Department of Anesthesiology Critical Care Medicine, Children's Hospital Los Angeles, Los Angeles, CA.
Department of Pediatrics, Keck School of Medicine, University of Southern California, Los Angeles, CA.
Pediatr Crit Care Med. 2020 Sep;21(9):797-803. doi: 10.1097/PCC.0000000000002413.
To assess the distribution, service delivery, and staffing of pediatric cardiac intensive care in the United States.
Based on a 2016 national PICU survey, and verified through online searching and clinician networking, medical centers were identified with a separate cardiac ICU or mixed ICU. These centers were sent a structured web-based survey up to four times, with follow-up by mail and phone for nonresponders.

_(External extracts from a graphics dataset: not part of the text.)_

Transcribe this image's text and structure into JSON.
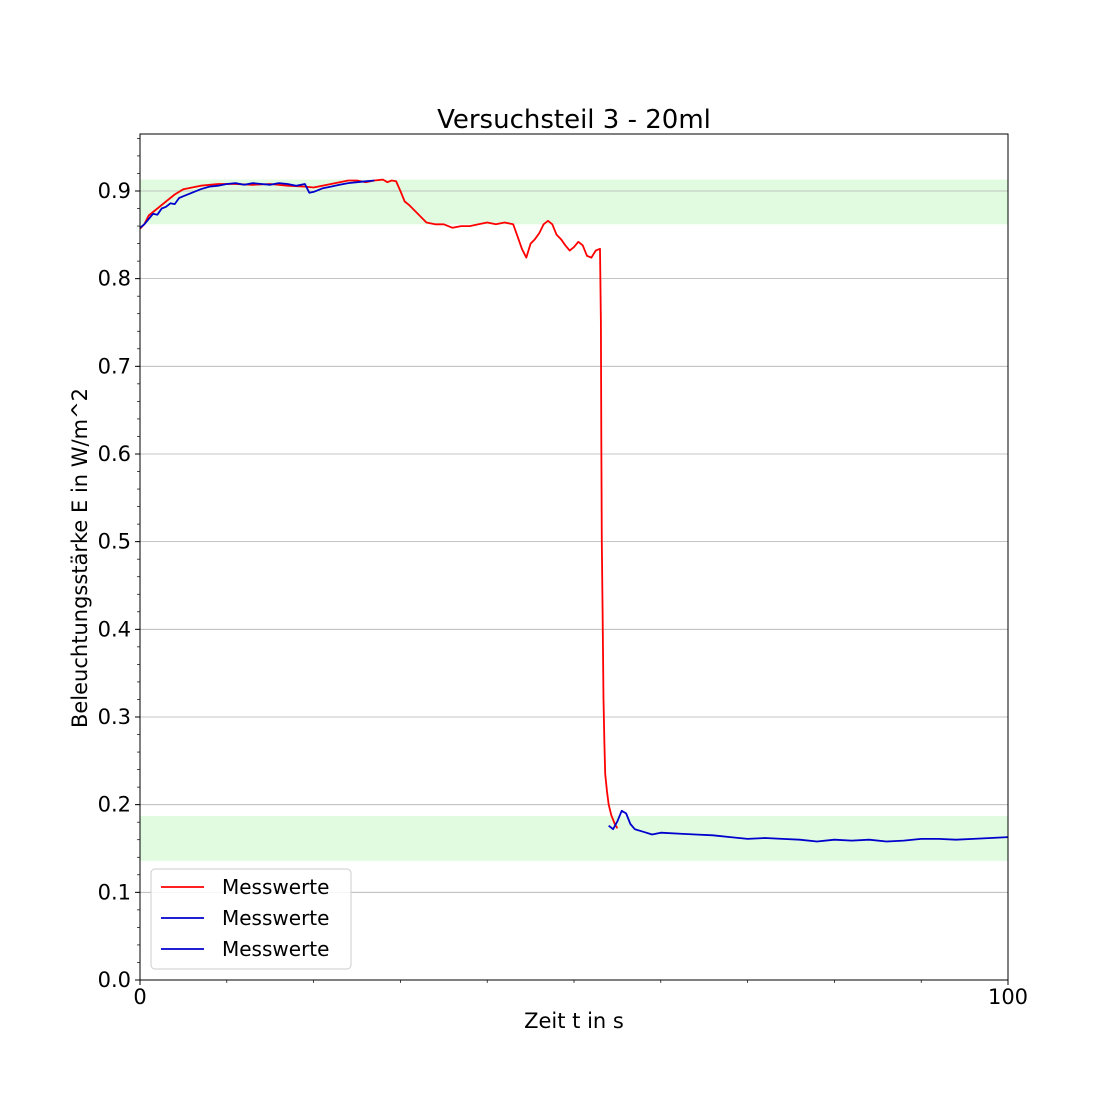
{
  "chart_data": {
    "type": "line",
    "title": "Versuchsteil 3 - 20ml",
    "xlabel": "Zeit t in s",
    "ylabel": "Beleuchtungsstärke E in W/m^2",
    "xlim": [
      0,
      100
    ],
    "ylim": [
      0,
      0.965
    ],
    "xticks": [
      0,
      100
    ],
    "xtick_labels": [
      "0",
      "100"
    ],
    "yticks": [
      0.0,
      0.1,
      0.2,
      0.3,
      0.4,
      0.5,
      0.6,
      0.7,
      0.8,
      0.9
    ],
    "ytick_labels": [
      "0.0",
      "0.1",
      "0.2",
      "0.3",
      "0.4",
      "0.5",
      "0.6",
      "0.7",
      "0.8",
      "0.9"
    ],
    "grid": "horizontal",
    "legend_position": "lower-left",
    "bands": [
      {
        "y0": 0.862,
        "y1": 0.913,
        "color": "#e0fbe0"
      },
      {
        "y0": 0.136,
        "y1": 0.187,
        "color": "#e0fbe0"
      }
    ],
    "series": [
      {
        "name": "Messwerte",
        "color": "#ff0000",
        "x": [
          0,
          0.5,
          1,
          2,
          3,
          4,
          5,
          7,
          9,
          11,
          13,
          15,
          17,
          19,
          20,
          21,
          22,
          23,
          24,
          25,
          26,
          27,
          28,
          28.5,
          29,
          29.5,
          30,
          30.5,
          31,
          32,
          33,
          34,
          35,
          36,
          37,
          38,
          39,
          40,
          41,
          42,
          43,
          43.5,
          44,
          44.5,
          45,
          45.5,
          46,
          46.5,
          47,
          47.5,
          48,
          48.5,
          49,
          49.5,
          50,
          50.5,
          51,
          51.5,
          52,
          52.5,
          53,
          53.1,
          53.15,
          53.2,
          53.3,
          53.4,
          53.5,
          53.6,
          53.8,
          54.0,
          54.3,
          54.7,
          55.0
        ],
        "y": [
          0.857,
          0.862,
          0.872,
          0.88,
          0.888,
          0.896,
          0.902,
          0.906,
          0.908,
          0.908,
          0.907,
          0.908,
          0.906,
          0.905,
          0.904,
          0.906,
          0.908,
          0.91,
          0.912,
          0.912,
          0.91,
          0.912,
          0.913,
          0.91,
          0.912,
          0.911,
          0.9,
          0.888,
          0.884,
          0.874,
          0.864,
          0.862,
          0.862,
          0.858,
          0.86,
          0.86,
          0.862,
          0.864,
          0.862,
          0.864,
          0.862,
          0.848,
          0.834,
          0.824,
          0.84,
          0.845,
          0.852,
          0.862,
          0.866,
          0.862,
          0.85,
          0.845,
          0.838,
          0.832,
          0.836,
          0.842,
          0.838,
          0.826,
          0.824,
          0.832,
          0.834,
          0.75,
          0.62,
          0.5,
          0.42,
          0.32,
          0.27,
          0.235,
          0.215,
          0.2,
          0.188,
          0.178,
          0.173
        ]
      },
      {
        "name": "Messwerte",
        "color": "#0000cc",
        "x": [
          0,
          0.5,
          1,
          1.5,
          2,
          2.5,
          3,
          3.5,
          4,
          4.5,
          5,
          6,
          7,
          8,
          9,
          10,
          11,
          12,
          13,
          14,
          15,
          16,
          17,
          18,
          19,
          19.5,
          20,
          21,
          22,
          23,
          24,
          25,
          26,
          27
        ],
        "y": [
          0.858,
          0.862,
          0.868,
          0.874,
          0.873,
          0.88,
          0.882,
          0.886,
          0.885,
          0.892,
          0.894,
          0.898,
          0.902,
          0.905,
          0.906,
          0.908,
          0.909,
          0.907,
          0.909,
          0.908,
          0.907,
          0.909,
          0.908,
          0.906,
          0.908,
          0.898,
          0.899,
          0.903,
          0.905,
          0.907,
          0.909,
          0.91,
          0.911,
          0.912
        ]
      },
      {
        "name": "Messwerte",
        "color": "#0000cc",
        "x": [
          54,
          54.5,
          55,
          55.5,
          56,
          56.5,
          57,
          58,
          59,
          60,
          62,
          64,
          66,
          68,
          70,
          72,
          74,
          76,
          78,
          80,
          82,
          84,
          86,
          88,
          90,
          92,
          94,
          96,
          98,
          100
        ],
        "y": [
          0.176,
          0.172,
          0.181,
          0.193,
          0.19,
          0.178,
          0.172,
          0.169,
          0.166,
          0.168,
          0.167,
          0.166,
          0.165,
          0.163,
          0.161,
          0.162,
          0.161,
          0.16,
          0.158,
          0.16,
          0.159,
          0.16,
          0.158,
          0.159,
          0.161,
          0.161,
          0.16,
          0.161,
          0.162,
          0.163
        ]
      }
    ]
  }
}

Cardiac ICUs were defined as specialized units, specifically for the treatment of children with life-threatening primary cardiac conditions. Mixed ICUs were defined as separate units, specifically for the treatment of children with life-threatening conditions, including primary cardiac disease.
Cardiac ICU or mixed ICU physician medical directors or designees.
One-hundred twenty ICUs were identified: 61 (51%) were mixed ICUs and 59 (49%) were cardiac ICUs. Seventy five percent of institutions at least sometimes used a neonatal ICU prior to surgery. The most common temporary cardiac support beyond extracorporeal membrane oxygenation was a centrifugal pump such as Centrimag. Durable cardiac support devices were far more common in separate cardiac ICUs (84% vs 20%; p < 0.0001). Significantly less availability of electrophysiology, heart failure, and cardiac anesthesia consultation was available in mixed ICUs (p = 0.0003, p < 0.0001, p = 0.042 respectively). ICU attending physicians were in-house day and night 98% of the time in mixed ICUs and 87% of the time in cardiac ICUs. Nurse practitioners were consistent front-line providers in the ICUs caring for children with primary cardiac disease staffing 88% of cardiac ICUs and 56% of mixed ICUs. Mixed ICUs were more commonly staffed with pediatric residents, and critical care fellows were found in more cardiac ICUs (83% vs 77%; p < 0.0001).
Mixed ICUs and cardiac ICUs have statistically different staffing models and available services. More evaluation is needed to understand how this may impact patient outcomes and training programs of physicians and nurses.
评估美国儿科心脏重症监护病房的分布、服务提供和人员配备情况。
基于 2016 年全国 PICU 调查,并通过在线搜索和临床医生网络验证,确定了设有独立心脏 ICU 或混合 ICU 的医疗中心。这些中心收到了四次在线调查,对未回复者进行了邮件和电话跟进。
心脏 ICU 被定义为专门治疗危及生命的原发性心脏疾病的儿童的重症监护病房。混合 ICU 被定义为专门治疗危及生命的儿童的独立病房,包括原发性心脏疾病。
心脏 ICU 或混合 ICU 医师医疗主任或指定人员。
共确定了 120 个 ICU:61 个(51%)为混合 ICU,59 个(49%)为心脏 ICU。75%的机构在手术前至少使用过新生儿 ICU。除体外膜肺氧合外,最常见的临时心脏支持是离心式泵,如 Centrimag。在独立的心脏 ICU 中,更常见使用耐用的心脏支持设备(84%比 20%;p < 0.0001)。在混合 ICU 中,电生理、心力衰竭和心脏麻醉咨询的可用性明显较低(p = 0.0003,p < 0.0001,p = 0.042)。混合 ICU 中 ICU 主治医生白天和晚上 98%的时间都在病房,而心脏 ICU 中只有 87%的时间。在 ICU 中护理患有原发性心脏疾病的儿童的护士从业者是一致的一线提供者,在 88%的心脏 ICU 和 56%的混合 ICU 中都有他们的身影。混合 ICU 更常见的是儿科住院医师,而更多的心脏 ICU 配备了重症监护研究员(83%比 77%;p < 0.0001)。
混合 ICU 和心脏 ICU 具有统计学上不同的人员配备模式和可用服务。需要进一步评估以了解这可能如何影响患者的结局和医生和护士的培训计划。